ただ、値段が高くとも一人部屋を選び、よい下宿を丹念に探せば、日本のワンルームのようにはいきませんが、プライベートな空間はある程度は保障されます。いずれにしても裏を返せば、下宿(住居)がしっかりしていれば、楽しい韓国留学生活になるものと思います。
留学後の生活―大学院編―
私は、日本で修士課程に2年通ってから、韓国でも2年半かかり碩士(修士)課程を終えたものですから、日本と韓国の大学院を知っています。両者の異なる点を、気づいた範囲でいくつか述べたいと思います(大学校ごとに様子は異なりますので、本来はひとくくりにお話することはできませんが)。

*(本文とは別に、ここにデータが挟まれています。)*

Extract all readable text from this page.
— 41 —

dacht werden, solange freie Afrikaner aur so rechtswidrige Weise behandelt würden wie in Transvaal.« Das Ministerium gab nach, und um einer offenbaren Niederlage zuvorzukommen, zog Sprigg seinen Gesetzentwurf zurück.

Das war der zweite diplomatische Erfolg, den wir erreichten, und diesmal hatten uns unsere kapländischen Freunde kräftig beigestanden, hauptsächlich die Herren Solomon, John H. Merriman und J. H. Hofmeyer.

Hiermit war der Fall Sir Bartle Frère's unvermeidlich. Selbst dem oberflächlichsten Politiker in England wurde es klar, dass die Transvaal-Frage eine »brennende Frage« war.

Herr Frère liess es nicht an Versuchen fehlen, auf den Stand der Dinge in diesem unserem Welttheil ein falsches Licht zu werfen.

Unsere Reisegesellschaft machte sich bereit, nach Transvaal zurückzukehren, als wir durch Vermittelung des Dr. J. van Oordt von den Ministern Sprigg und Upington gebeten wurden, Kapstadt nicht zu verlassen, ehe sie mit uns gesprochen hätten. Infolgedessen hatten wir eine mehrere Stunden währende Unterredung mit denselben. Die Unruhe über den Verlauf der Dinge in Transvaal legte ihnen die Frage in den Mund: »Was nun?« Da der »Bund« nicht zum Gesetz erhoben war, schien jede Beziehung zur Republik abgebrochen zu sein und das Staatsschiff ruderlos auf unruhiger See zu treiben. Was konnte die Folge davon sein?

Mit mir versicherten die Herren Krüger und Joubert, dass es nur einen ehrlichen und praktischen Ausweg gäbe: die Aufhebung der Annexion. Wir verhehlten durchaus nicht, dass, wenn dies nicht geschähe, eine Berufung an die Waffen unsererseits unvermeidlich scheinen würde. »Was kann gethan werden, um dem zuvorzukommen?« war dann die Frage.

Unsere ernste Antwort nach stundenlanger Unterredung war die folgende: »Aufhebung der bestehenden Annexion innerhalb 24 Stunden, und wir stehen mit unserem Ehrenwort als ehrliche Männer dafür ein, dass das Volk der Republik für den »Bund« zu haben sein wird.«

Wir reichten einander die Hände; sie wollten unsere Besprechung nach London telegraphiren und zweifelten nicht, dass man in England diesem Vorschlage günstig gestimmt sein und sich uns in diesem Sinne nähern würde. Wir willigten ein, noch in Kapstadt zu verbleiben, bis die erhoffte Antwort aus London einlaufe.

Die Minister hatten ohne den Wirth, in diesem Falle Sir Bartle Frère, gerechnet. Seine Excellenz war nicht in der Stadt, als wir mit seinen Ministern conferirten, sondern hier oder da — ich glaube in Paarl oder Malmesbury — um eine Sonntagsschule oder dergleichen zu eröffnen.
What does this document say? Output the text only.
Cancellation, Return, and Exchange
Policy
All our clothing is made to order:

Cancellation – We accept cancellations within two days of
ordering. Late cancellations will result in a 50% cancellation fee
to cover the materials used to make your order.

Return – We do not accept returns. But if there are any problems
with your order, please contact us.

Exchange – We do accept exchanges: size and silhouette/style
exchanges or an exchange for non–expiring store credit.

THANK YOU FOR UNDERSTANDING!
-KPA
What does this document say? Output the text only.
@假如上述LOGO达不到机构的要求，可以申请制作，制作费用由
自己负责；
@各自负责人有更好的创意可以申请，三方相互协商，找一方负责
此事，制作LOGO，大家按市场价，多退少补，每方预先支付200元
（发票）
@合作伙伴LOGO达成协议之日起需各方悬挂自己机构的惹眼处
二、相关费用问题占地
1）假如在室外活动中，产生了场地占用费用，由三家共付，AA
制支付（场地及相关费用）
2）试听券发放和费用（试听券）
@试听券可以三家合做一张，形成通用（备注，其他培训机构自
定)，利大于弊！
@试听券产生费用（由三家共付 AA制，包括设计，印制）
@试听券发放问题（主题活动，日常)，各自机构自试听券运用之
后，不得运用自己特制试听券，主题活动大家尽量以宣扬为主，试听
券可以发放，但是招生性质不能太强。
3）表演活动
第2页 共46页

まず日本との大きな違いは、韓国の大学院の授業は、一部の例外を除きそれほど専門的ではないということです。授業内容は、研究発表はほとんどなく、近年の著書や論文の要約発表が主流です。それなら韓国の大学院は簡単なのかとお思いになる方もいらっしゃると思いますが、そうではありません。なぜならそれらの授業には、自分の専攻とは関係なくとも出席しなければならないためです。
例えば国史学科に入学したなら、自分の専攻が中世史であっても、修士・博士課程を問わず、古代史から現代史の授業のほぼすべてに出席しなければ卒業単位が得られないはずです。さらにその後、英語(留学生の場合は韓国語など)と専門科目(上の全時代)の卒業試験にパスしなければ学位論文を提出することすらできません。学位論文の作成過程及び水準は、日本と同様に、人それぞれでしょう。
そして韓国の大学院は日本と違い課題が多いため、とくに外国人は、自国語でも大変なのに外国語で書かれた専門書を、しかも自分の専門と関係ないものまでを毎日のように相手にせざるを得ないわけですから、膨大な時間と忍耐力が必要です。一緒に大学院に通った他の日本人の話を聞いても、大学院在学中は旅行する時間もなかったというのが大半のようです。ただ、そこで苦労して学んだことは、後々、大いに活かされるはずです。